Get a grip. Buckle on your parachute.
Now, out the door with you, and just remember:
A friend in need is fortune’s darling indeed.”
Subtle Plato, patron saint of friendship,
Scolded those nurslings of the myrtle-bed
Whose tender souls, first seized by love’s madness,
Then stirred to rapturous frenzies, overnight
Turn sour, their eyes narrowed with suspicions,
Sleepless, feverishly refusing company.
The soul, in constant motion because immortal,
Again and again is “deeply moved” and flies
To a new favorite, patrolling the upper air
To settle briefly on this or that heart-
Stopping beauty, or flutters vainly around
The flame of its own image, light of its life.
Better the friend to whom we’re drawn by choice
And not instinct or the glass threads of passion.
Better the friend with whom we fall in step
Behind our proper god, or sit beside
At the riverbend, idly running a finger
Along his forearm when the conversation turns
To whether everything craves its opposite,
As cold its warmth and bitter its honeydrop,
Or whether like desires like—agreed?—
Its object akin to the good, recognizing
In another what is necessary for the self,
As one may be a friend without knowing how
To define friendship, which itself so often slips
Through our hands because … but he’s asleep
On your shoulder by now and probably dreaming
Of a face he’d glimpsed on the street yesterday,
The stranger he has no idea will grow irreplaceable
And with whom he hasn’t yet exchanged a word.

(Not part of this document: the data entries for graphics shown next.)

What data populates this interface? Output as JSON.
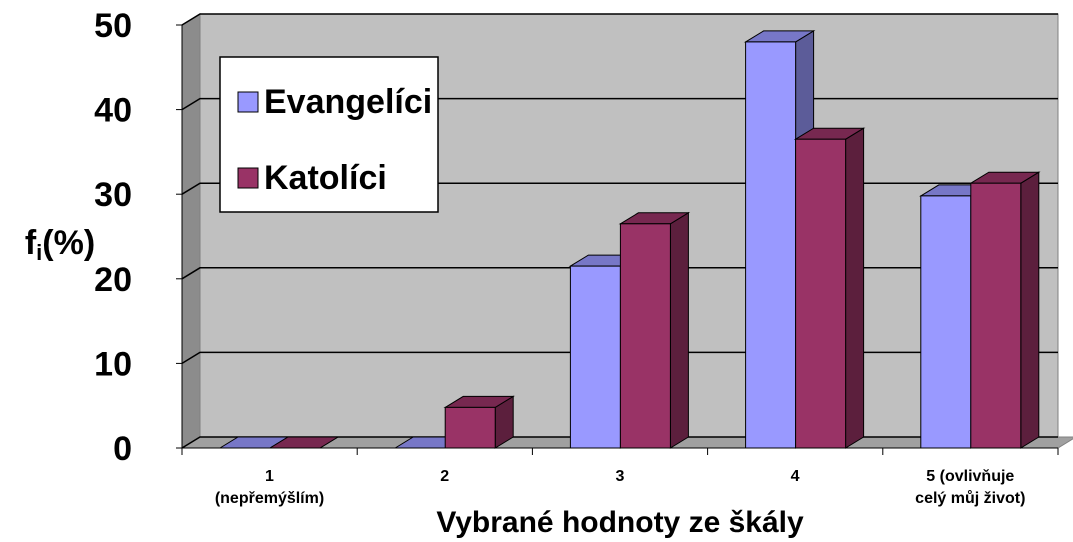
{
  "chart_data": {
    "type": "bar3d",
    "y_label": [
      "f",
      "i",
      "(%)"
    ],
    "x_label": "Vybrané hodnoty ze škály",
    "categories": [
      "1\n(nepřemýšlím)",
      "2",
      "3",
      "4",
      "5 (ovlivňuje\ncelý můj život)"
    ],
    "series": [
      {
        "name": "Evangelíci",
        "color": "#9999ff",
        "values": [
          0,
          0,
          21.5,
          48,
          29.8
        ]
      },
      {
        "name": "Katolíci",
        "color": "#993366",
        "values": [
          0,
          4.8,
          26.5,
          36.5,
          31.3
        ]
      }
    ],
    "ylim": [
      0,
      50
    ],
    "yticks": [
      0,
      10,
      20,
      30,
      40,
      50
    ],
    "grid": true,
    "legend": "upper left"
  }
}
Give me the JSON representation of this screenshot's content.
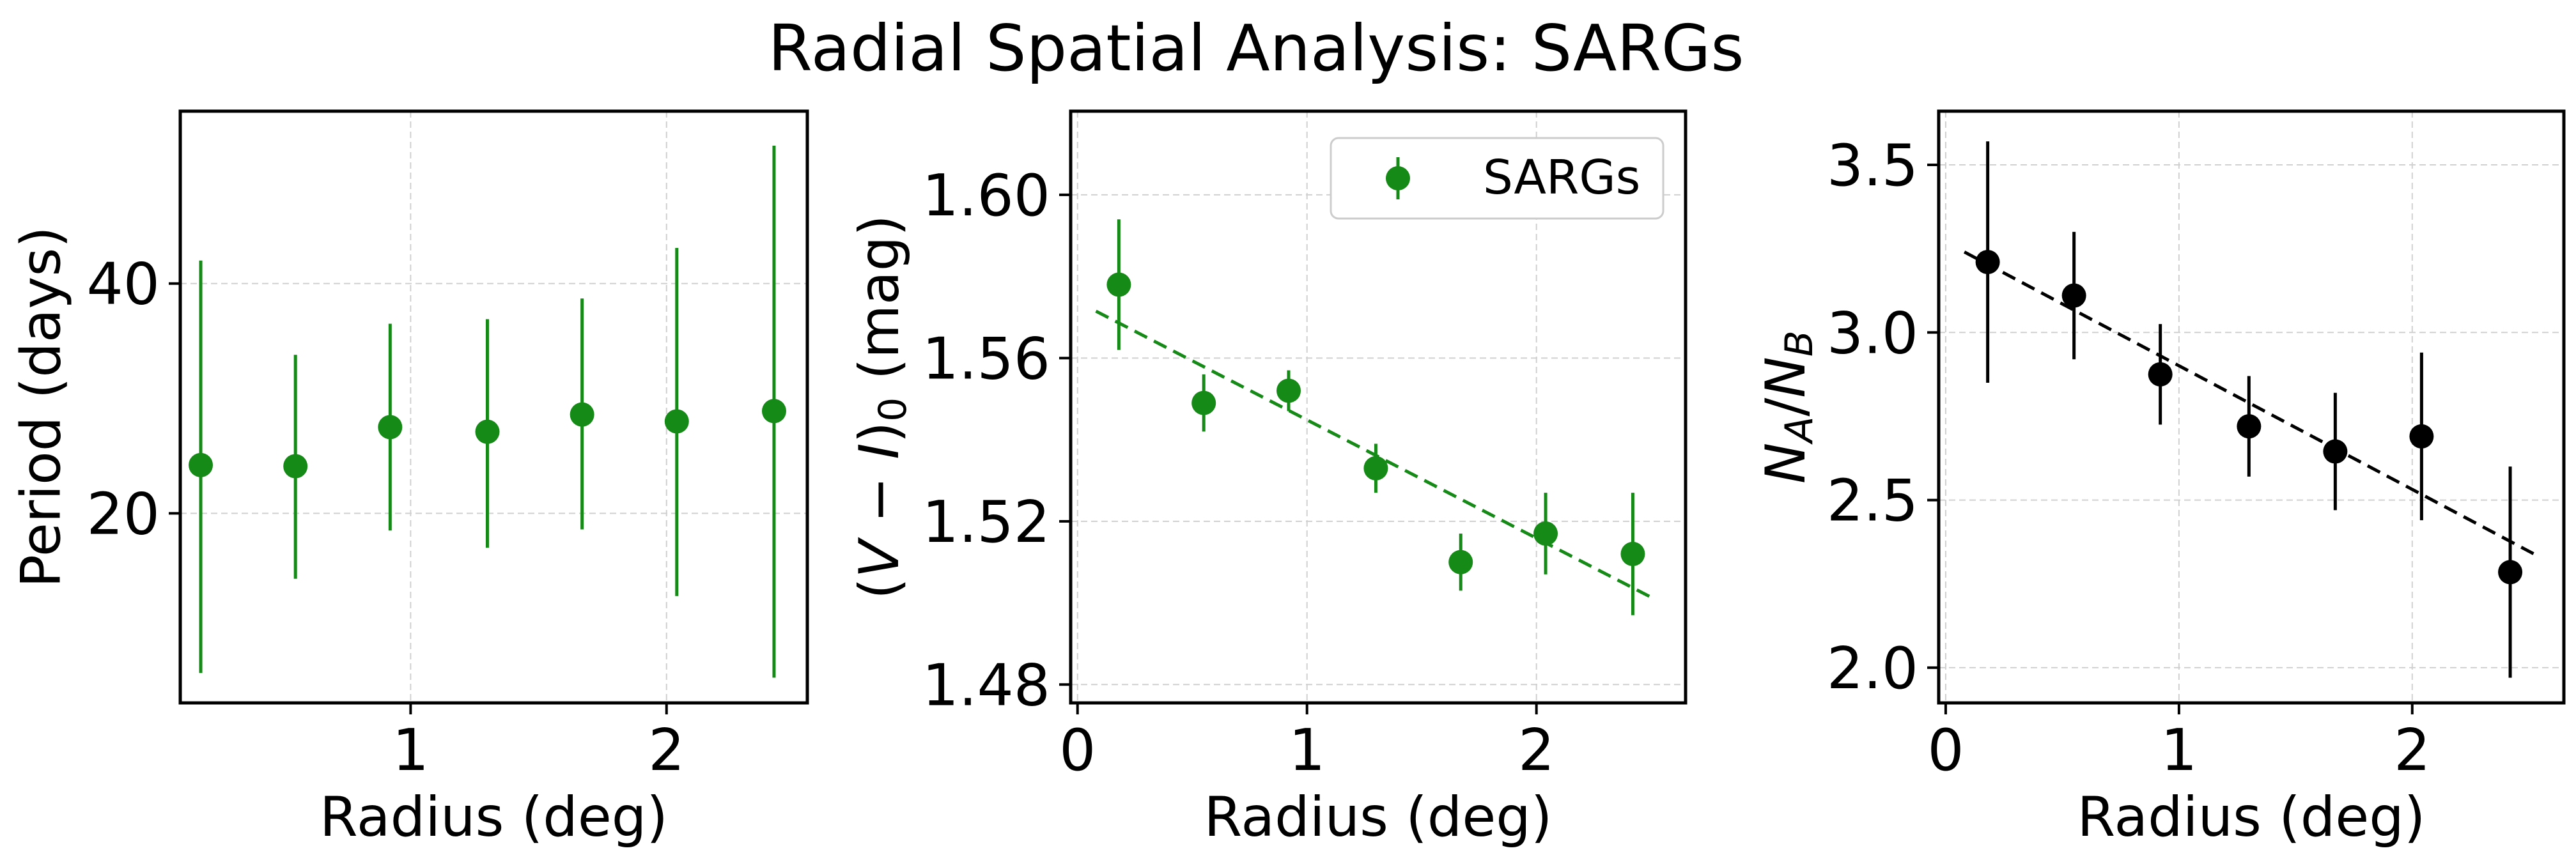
{
  "figure": {
    "title": "Radial Spatial Analysis: SARGs"
  },
  "chart_data": [
    {
      "type": "scatter",
      "title": "",
      "xlabel": "Radius (deg)",
      "ylabel": "Period (days)",
      "xlim": [
        0.1,
        2.55
      ],
      "ylim": [
        3.5,
        55
      ],
      "xticks": [
        1,
        2
      ],
      "xtick_labels": [
        "1",
        "2"
      ],
      "yticks": [
        20,
        40
      ],
      "ytick_labels": [
        "20",
        "40"
      ],
      "grid": true,
      "series": [
        {
          "color": "#168a16",
          "x": [
            0.18,
            0.55,
            0.92,
            1.3,
            1.67,
            2.04,
            2.42
          ],
          "y": [
            24.2,
            24.1,
            27.5,
            27.1,
            28.6,
            28.0,
            28.9
          ],
          "err_low": [
            18.1,
            9.8,
            9.0,
            10.1,
            10.0,
            15.2,
            23.2
          ],
          "err_high": [
            17.8,
            9.7,
            9.0,
            9.8,
            10.1,
            15.1,
            23.1
          ]
        }
      ]
    },
    {
      "type": "scatter",
      "title": "",
      "xlabel": "Radius (deg)",
      "ylabel_parts": [
        "(",
        "V",
        " − ",
        "I",
        ")",
        "0",
        " (mag)"
      ],
      "xlim": [
        -0.03,
        2.65
      ],
      "ylim": [
        1.4755,
        1.6205
      ],
      "xticks": [
        0,
        1,
        2
      ],
      "xtick_labels": [
        "0",
        "1",
        "2"
      ],
      "yticks": [
        1.48,
        1.52,
        1.56,
        1.6
      ],
      "ytick_labels": [
        "1.48",
        "1.52",
        "1.56",
        "1.60"
      ],
      "grid": true,
      "legend": {
        "placement": "top-right",
        "entries": [
          "SARGs"
        ]
      },
      "series": [
        {
          "name": "SARGs",
          "color": "#168a16",
          "x": [
            0.18,
            0.55,
            0.92,
            1.3,
            1.67,
            2.04,
            2.42
          ],
          "y": [
            1.578,
            1.549,
            1.552,
            1.533,
            1.51,
            1.517,
            1.512
          ],
          "err": [
            0.016,
            0.007,
            0.005,
            0.006,
            0.007,
            0.01,
            0.015
          ]
        }
      ],
      "fit_line": {
        "style": "dashed",
        "color": "#168a16",
        "x": [
          0.08,
          2.52
        ],
        "y": [
          1.5715,
          1.5008
        ]
      }
    },
    {
      "type": "scatter",
      "title": "",
      "xlabel": "Radius (deg)",
      "ylabel_parts": [
        "N",
        "A",
        "/",
        "N",
        "B"
      ],
      "xlim": [
        -0.03,
        2.65
      ],
      "ylim": [
        1.895,
        3.66
      ],
      "xticks": [
        0,
        1,
        2
      ],
      "xtick_labels": [
        "0",
        "1",
        "2"
      ],
      "yticks": [
        2.0,
        2.5,
        3.0,
        3.5
      ],
      "ytick_labels": [
        "2.0",
        "2.5",
        "3.0",
        "3.5"
      ],
      "grid": true,
      "series": [
        {
          "color": "#000000",
          "x": [
            0.18,
            0.55,
            0.92,
            1.3,
            1.67,
            2.04,
            2.42
          ],
          "y": [
            3.21,
            3.11,
            2.875,
            2.72,
            2.645,
            2.69,
            2.285
          ],
          "err": [
            0.36,
            0.19,
            0.15,
            0.15,
            0.175,
            0.25,
            0.315
          ]
        }
      ],
      "fit_line": {
        "style": "dashed",
        "color": "#000000",
        "x": [
          0.08,
          2.52
        ],
        "y": [
          3.24,
          2.34
        ]
      }
    }
  ]
}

Late one night, alone in bed, the book
Having slipped from my hands while I stared at the phrase
The lover’s plaintive “Can’t we just be friends?”

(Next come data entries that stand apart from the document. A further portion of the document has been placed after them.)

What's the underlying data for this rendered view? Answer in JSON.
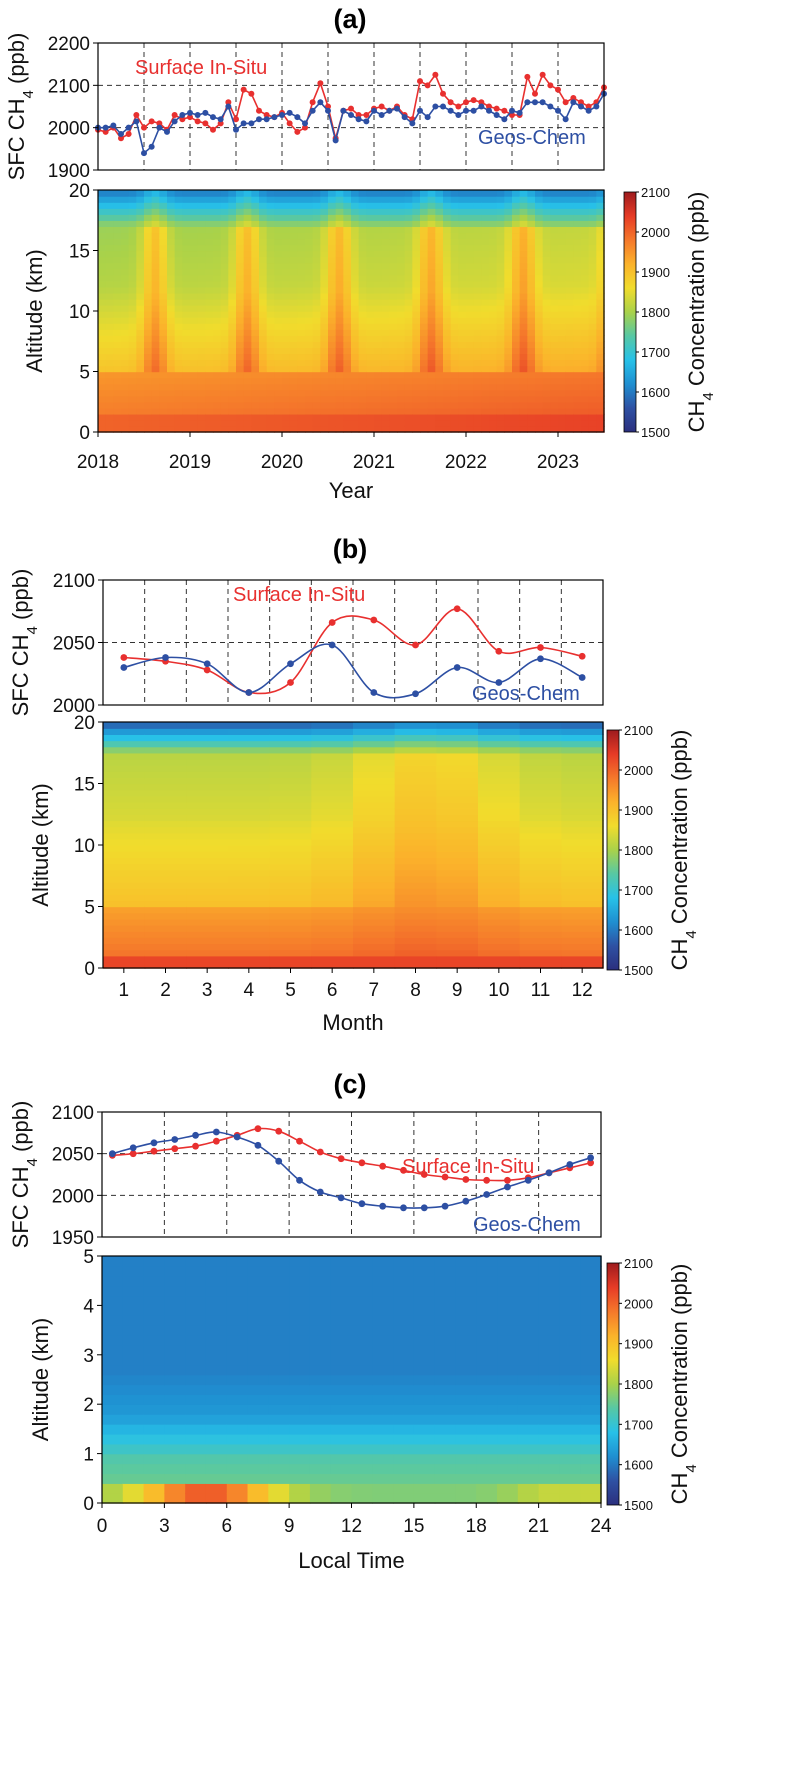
{
  "chart_data": [
    {
      "panel_label": "(a)",
      "type": "line",
      "ylabel_main": "SFC CH",
      "ylabel_sub": "4",
      "ylabel_unit": " (ppb)",
      "ylim": [
        1900,
        2200
      ],
      "yticks": [
        "1900",
        "2000",
        "2100",
        "2200"
      ],
      "xlim": [
        2018,
        2023.5
      ],
      "series": [
        {
          "name": "Surface In-Situ",
          "color": "#e8302f",
          "x": [
            2018.0,
            2018.083,
            2018.167,
            2018.25,
            2018.333,
            2018.417,
            2018.5,
            2018.583,
            2018.667,
            2018.75,
            2018.833,
            2018.917,
            2019.0,
            2019.083,
            2019.167,
            2019.25,
            2019.333,
            2019.417,
            2019.5,
            2019.583,
            2019.667,
            2019.75,
            2019.833,
            2019.917,
            2020.0,
            2020.083,
            2020.167,
            2020.25,
            2020.333,
            2020.417,
            2020.5,
            2020.583,
            2020.667,
            2020.75,
            2020.833,
            2020.917,
            2021.0,
            2021.083,
            2021.167,
            2021.25,
            2021.333,
            2021.417,
            2021.5,
            2021.583,
            2021.667,
            2021.75,
            2021.833,
            2021.917,
            2022.0,
            2022.083,
            2022.167,
            2022.25,
            2022.333,
            2022.417,
            2022.5,
            2022.583,
            2022.667,
            2022.75,
            2022.833,
            2022.917,
            2023.0,
            2023.083,
            2023.167,
            2023.25,
            2023.333,
            2023.417,
            2023.5
          ],
          "values": [
            1995,
            1990,
            2000,
            1975,
            1985,
            2030,
            2000,
            2015,
            2010,
            1995,
            2030,
            2020,
            2025,
            2015,
            2010,
            1995,
            2010,
            2060,
            2020,
            2090,
            2080,
            2040,
            2030,
            2025,
            2035,
            2010,
            1990,
            2000,
            2060,
            2105,
            2050,
            1975,
            2040,
            2045,
            2030,
            2030,
            2045,
            2050,
            2040,
            2050,
            2030,
            2020,
            2110,
            2100,
            2125,
            2080,
            2060,
            2050,
            2060,
            2065,
            2060,
            2050,
            2045,
            2040,
            2030,
            2030,
            2120,
            2080,
            2125,
            2100,
            2090,
            2060,
            2070,
            2060,
            2050,
            2060,
            2095
          ]
        },
        {
          "name": "Geos-Chem",
          "color": "#2d4fa3",
          "x": [
            2018.0,
            2018.083,
            2018.167,
            2018.25,
            2018.333,
            2018.417,
            2018.5,
            2018.583,
            2018.667,
            2018.75,
            2018.833,
            2018.917,
            2019.0,
            2019.083,
            2019.167,
            2019.25,
            2019.333,
            2019.417,
            2019.5,
            2019.583,
            2019.667,
            2019.75,
            2019.833,
            2019.917,
            2020.0,
            2020.083,
            2020.167,
            2020.25,
            2020.333,
            2020.417,
            2020.5,
            2020.583,
            2020.667,
            2020.75,
            2020.833,
            2020.917,
            2021.0,
            2021.083,
            2021.167,
            2021.25,
            2021.333,
            2021.417,
            2021.5,
            2021.583,
            2021.667,
            2021.75,
            2021.833,
            2021.917,
            2022.0,
            2022.083,
            2022.167,
            2022.25,
            2022.333,
            2022.417,
            2022.5,
            2022.583,
            2022.667,
            2022.75,
            2022.833,
            2022.917,
            2023.0,
            2023.083,
            2023.167,
            2023.25,
            2023.333,
            2023.417,
            2023.5
          ],
          "values": [
            2000,
            2000,
            2005,
            1985,
            2000,
            2015,
            1940,
            1955,
            2000,
            1990,
            2015,
            2030,
            2035,
            2030,
            2035,
            2025,
            2020,
            2050,
            1995,
            2010,
            2010,
            2020,
            2020,
            2025,
            2030,
            2035,
            2025,
            2010,
            2040,
            2060,
            2040,
            1970,
            2040,
            2030,
            2020,
            2015,
            2040,
            2030,
            2040,
            2045,
            2025,
            2010,
            2040,
            2025,
            2050,
            2050,
            2040,
            2030,
            2040,
            2040,
            2050,
            2040,
            2030,
            2020,
            2040,
            2035,
            2060,
            2060,
            2060,
            2050,
            2040,
            2020,
            2060,
            2050,
            2040,
            2050,
            2080
          ]
        }
      ],
      "ylabel_map": "Altitude (km)",
      "xlabel": "Year",
      "xticks": [
        "2018",
        "2019",
        "2020",
        "2021",
        "2022",
        "2023"
      ],
      "altitude_ticks": [
        "0",
        "5",
        "10",
        "15",
        "20"
      ],
      "colorbar_label": "CH4 Concentration (ppb)",
      "colorbar_ticks": [
        "1500",
        "1600",
        "1700",
        "1800",
        "1900",
        "2000",
        "2100"
      ]
    },
    {
      "panel_label": "(b)",
      "type": "line",
      "ylabel_main": "SFC CH",
      "ylabel_sub": "4",
      "ylabel_unit": " (ppb)",
      "ylim": [
        2000,
        2100
      ],
      "yticks": [
        "2000",
        "2050",
        "2100"
      ],
      "xlim": [
        0.5,
        12.5
      ],
      "series": [
        {
          "name": "Surface In-Situ",
          "color": "#e8302f",
          "x": [
            1,
            2,
            3,
            4,
            5,
            6,
            7,
            8,
            9,
            10,
            11,
            12
          ],
          "values": [
            2038,
            2035,
            2028,
            2010,
            2018,
            2066,
            2068,
            2048,
            2077,
            2043,
            2046,
            2039
          ]
        },
        {
          "name": "Geos-Chem",
          "color": "#2d4fa3",
          "x": [
            1,
            2,
            3,
            4,
            5,
            6,
            7,
            8,
            9,
            10,
            11,
            12
          ],
          "values": [
            2030,
            2038,
            2033,
            2010,
            2033,
            2048,
            2010,
            2009,
            2030,
            2018,
            2037,
            2022
          ]
        }
      ],
      "ylabel_map": "Altitude (km)",
      "xlabel": "Month",
      "xticks": [
        "1",
        "2",
        "3",
        "4",
        "5",
        "6",
        "7",
        "8",
        "9",
        "10",
        "11",
        "12"
      ],
      "altitude_ticks": [
        "0",
        "5",
        "10",
        "15",
        "20"
      ],
      "colorbar_label": "CH4 Concentration (ppb)",
      "colorbar_ticks": [
        "1500",
        "1600",
        "1700",
        "1800",
        "1900",
        "2000",
        "2100"
      ]
    },
    {
      "panel_label": "(c)",
      "type": "line",
      "ylabel_main": "SFC CH",
      "ylabel_sub": "4",
      "ylabel_unit": " (ppb)",
      "ylim": [
        1950,
        2100
      ],
      "yticks": [
        "1950",
        "2000",
        "2050",
        "2100"
      ],
      "xlim": [
        0,
        24
      ],
      "series": [
        {
          "name": "Surface In-Situ",
          "color": "#e8302f",
          "x": [
            0.5,
            1.5,
            2.5,
            3.5,
            4.5,
            5.5,
            6.5,
            7.5,
            8.5,
            9.5,
            10.5,
            11.5,
            12.5,
            13.5,
            14.5,
            15.5,
            16.5,
            17.5,
            18.5,
            19.5,
            20.5,
            21.5,
            22.5,
            23.5
          ],
          "values": [
            2048,
            2050,
            2053,
            2056,
            2059,
            2065,
            2072,
            2080,
            2077,
            2065,
            2052,
            2044,
            2039,
            2035,
            2030,
            2025,
            2022,
            2019,
            2018,
            2018,
            2021,
            2027,
            2033,
            2039
          ]
        },
        {
          "name": "Geos-Chem",
          "color": "#2d4fa3",
          "x": [
            0.5,
            1.5,
            2.5,
            3.5,
            4.5,
            5.5,
            6.5,
            7.5,
            8.5,
            9.5,
            10.5,
            11.5,
            12.5,
            13.5,
            14.5,
            15.5,
            16.5,
            17.5,
            18.5,
            19.5,
            20.5,
            21.5,
            22.5,
            23.5
          ],
          "values": [
            2050,
            2057,
            2063,
            2067,
            2072,
            2076,
            2070,
            2060,
            2041,
            2018,
            2004,
            1997,
            1990,
            1987,
            1985,
            1985,
            1987,
            1993,
            2001,
            2010,
            2018,
            2027,
            2037,
            2045
          ]
        }
      ],
      "ylabel_map": "Altitude (km)",
      "xlabel": "Local Time",
      "xticks": [
        "0",
        "3",
        "6",
        "9",
        "12",
        "15",
        "18",
        "21",
        "24"
      ],
      "altitude_ticks": [
        "0",
        "1",
        "2",
        "3",
        "4",
        "5"
      ],
      "colorbar_label": "CH4 Concentration (ppb)",
      "colorbar_ticks": [
        "1500",
        "1600",
        "1700",
        "1800",
        "1900",
        "2000",
        "2100"
      ]
    }
  ],
  "colorscale": [
    "#2b2f7e",
    "#2e51a3",
    "#1f8fd1",
    "#27c1e8",
    "#57c8a4",
    "#a9d24a",
    "#f1dc2c",
    "#fbb22b",
    "#f5782b",
    "#e63b26",
    "#9e1b1e"
  ]
}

I must have dreamt you’d come back, and sat down
Beside my pillow. (I could also see myself
Asleep but in a different room by now—
A motel room to judge by the landscape I’d become,
Framed on the cinder-block wall behind.)
To start over, you were saying, requires too much,
And friendship in the aftermath is a dull
Affair, a rendezvous with second guesses,
Dining out on memories you can’t send back
Because they’ve spoiled. And from where I sat,
Slumped like a cloud over the moon’s tabletop,
Its wrinkled linen trailing across a lake,
I was worried. Another storm was brewing.
I ran a willowy hand over the lake to calm
The moonlight—or your feelings. Then woke
On the bed’s empty side, the sheets as cool
As silence to my touch. The speechlessness
Of sex, or the fumble afterwards for something
To say about love, amount to the same. Words
Are what friends, not lovers, have between them,
Old saws and eloquent squawkings. We deceive
Our lovers by falling for someone we cannot love,
Then murmur sweet nothings we do not mean,
Half-fearing they’ll turn out true. But to go back—
Come dawn, exhausted by the quiet dark,
I longed for the paper boy’s shuffle on the stair,
The traffic report, the voices out there, out there.
Friends are fables of our loneliness.
If love would live for hope, friendship thrives
On memory, the friends we “make” made up
Of old desires for surprise without danger,
For support without a parent’s smarting ruler,
For a brother’s sweaty hand and a trail of crumbs.